Brighthaupt acknowledged doing a series of interviews, including some for which he was paid, saying he felt it was his obligation as “someone who protected her in life” to try to save Smith’s reputation after she died. He
denied at the time that there was methadone in the house — a painkiller that he testified he did see in the home.
“I wanted to divert (the talk about drugs) and disclaim all of that,” he said.
“Did you tell them the truth?” Rose asked.
“I did not,” he responded.
Brighthaupt said after a series of requests for interviews with an investigator that he knew he finally had to tell the truth. He said he felt bad about having to testify against Eroshevich — whom
he is fond — and Stern.
“I want this to be over,” Brighthaupt said. “I just think it needs to be over.”
Under cross-examination by Stern’s attorney, the bodyguard said he believed Stern cared for and loved Smith and didn’t think Stern ever forced her to take the medication.
“Nobody could tell Anna what to do, right?” Sadow asked.
“I didn’t think so,” the bodyguard responded.

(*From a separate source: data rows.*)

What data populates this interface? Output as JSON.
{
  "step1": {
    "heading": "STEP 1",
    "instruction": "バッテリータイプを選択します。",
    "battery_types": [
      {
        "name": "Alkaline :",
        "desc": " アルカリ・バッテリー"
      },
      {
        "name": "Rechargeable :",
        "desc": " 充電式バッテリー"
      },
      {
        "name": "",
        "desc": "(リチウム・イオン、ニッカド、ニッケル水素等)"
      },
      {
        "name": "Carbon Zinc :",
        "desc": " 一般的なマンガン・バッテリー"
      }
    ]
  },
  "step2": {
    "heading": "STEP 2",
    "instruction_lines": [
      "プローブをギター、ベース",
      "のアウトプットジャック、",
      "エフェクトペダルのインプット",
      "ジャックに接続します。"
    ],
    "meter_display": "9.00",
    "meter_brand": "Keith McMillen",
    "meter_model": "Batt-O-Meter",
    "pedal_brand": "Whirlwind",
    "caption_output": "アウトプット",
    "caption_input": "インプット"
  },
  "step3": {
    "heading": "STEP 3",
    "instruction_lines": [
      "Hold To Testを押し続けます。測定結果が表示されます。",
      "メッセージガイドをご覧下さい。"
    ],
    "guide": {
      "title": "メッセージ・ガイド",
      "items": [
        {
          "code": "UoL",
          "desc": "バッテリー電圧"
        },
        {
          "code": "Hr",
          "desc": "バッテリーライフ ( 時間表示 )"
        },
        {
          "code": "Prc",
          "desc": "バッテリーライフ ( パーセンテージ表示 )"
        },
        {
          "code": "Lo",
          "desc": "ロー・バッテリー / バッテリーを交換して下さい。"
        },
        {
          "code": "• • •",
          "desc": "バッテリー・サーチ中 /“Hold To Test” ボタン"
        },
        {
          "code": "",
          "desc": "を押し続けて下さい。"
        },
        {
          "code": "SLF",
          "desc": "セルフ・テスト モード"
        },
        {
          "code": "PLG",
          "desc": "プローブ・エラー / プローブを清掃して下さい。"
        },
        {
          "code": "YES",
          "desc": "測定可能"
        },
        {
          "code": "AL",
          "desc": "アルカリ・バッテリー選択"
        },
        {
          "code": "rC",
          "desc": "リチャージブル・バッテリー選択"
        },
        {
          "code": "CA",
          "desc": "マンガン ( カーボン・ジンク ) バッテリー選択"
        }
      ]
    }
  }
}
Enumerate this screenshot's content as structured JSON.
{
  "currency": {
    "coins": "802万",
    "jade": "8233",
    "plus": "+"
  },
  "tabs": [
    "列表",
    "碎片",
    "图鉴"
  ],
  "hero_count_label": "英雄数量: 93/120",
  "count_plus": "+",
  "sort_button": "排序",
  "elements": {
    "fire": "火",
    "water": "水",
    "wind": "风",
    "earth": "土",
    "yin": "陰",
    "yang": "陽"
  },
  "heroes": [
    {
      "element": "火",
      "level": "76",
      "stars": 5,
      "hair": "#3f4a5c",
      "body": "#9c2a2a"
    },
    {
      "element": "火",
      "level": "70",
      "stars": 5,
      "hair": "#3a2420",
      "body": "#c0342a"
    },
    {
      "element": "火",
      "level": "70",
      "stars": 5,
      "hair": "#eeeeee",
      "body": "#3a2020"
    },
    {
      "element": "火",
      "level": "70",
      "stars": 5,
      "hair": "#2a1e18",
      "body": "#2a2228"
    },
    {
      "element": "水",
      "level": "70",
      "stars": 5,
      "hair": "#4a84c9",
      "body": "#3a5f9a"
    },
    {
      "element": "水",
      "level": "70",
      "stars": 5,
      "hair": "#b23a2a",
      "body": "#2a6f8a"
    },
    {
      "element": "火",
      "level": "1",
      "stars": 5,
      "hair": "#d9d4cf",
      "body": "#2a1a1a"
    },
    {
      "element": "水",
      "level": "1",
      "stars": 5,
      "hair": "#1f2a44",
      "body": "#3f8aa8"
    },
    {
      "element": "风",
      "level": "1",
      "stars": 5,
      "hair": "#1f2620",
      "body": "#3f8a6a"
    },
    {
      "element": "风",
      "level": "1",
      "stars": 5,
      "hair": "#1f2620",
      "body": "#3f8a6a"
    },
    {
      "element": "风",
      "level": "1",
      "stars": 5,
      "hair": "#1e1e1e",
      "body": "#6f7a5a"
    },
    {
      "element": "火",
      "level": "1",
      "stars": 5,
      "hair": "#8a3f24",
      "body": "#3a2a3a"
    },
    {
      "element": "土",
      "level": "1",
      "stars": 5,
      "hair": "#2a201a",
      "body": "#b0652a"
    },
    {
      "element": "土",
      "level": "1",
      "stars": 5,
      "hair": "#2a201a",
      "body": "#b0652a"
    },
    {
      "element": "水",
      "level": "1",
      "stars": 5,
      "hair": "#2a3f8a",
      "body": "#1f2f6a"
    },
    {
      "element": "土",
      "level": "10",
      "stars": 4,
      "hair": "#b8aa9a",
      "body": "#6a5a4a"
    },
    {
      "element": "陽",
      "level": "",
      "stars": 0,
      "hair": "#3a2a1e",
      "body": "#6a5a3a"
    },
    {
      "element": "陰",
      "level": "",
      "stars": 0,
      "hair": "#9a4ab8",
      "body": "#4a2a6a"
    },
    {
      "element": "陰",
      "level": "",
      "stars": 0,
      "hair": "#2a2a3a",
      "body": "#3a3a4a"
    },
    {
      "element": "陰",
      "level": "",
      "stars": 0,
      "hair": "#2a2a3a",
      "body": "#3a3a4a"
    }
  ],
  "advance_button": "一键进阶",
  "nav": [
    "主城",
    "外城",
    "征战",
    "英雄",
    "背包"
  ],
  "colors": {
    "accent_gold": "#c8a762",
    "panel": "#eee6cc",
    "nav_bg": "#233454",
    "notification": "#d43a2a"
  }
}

“I believe that he wouldn’t knowingly do anything to hurt her … He would not do anything to hurt her,” Brighthaupt said of Stern and Smith.
Stern, 41, is charged with 11 felony counts, including prescribing, administering or dispensing a controlled substance to an addict, obtaining a prescription for opiates by deceit, fraud or misrepresentation and conspiracy to commit a crime.
Eroshevich, a 61-year-old psychiatrist, and Kapoor, a 41-year-old doctor who specializes in internal and geriatric medicine, are each charged with six felony counts, including unlawfully prescribing a controlled substance, prescribing, administering or dispensing a controlled substance to an addict and conspiracy to commit a crime.
The trial could take up to three months.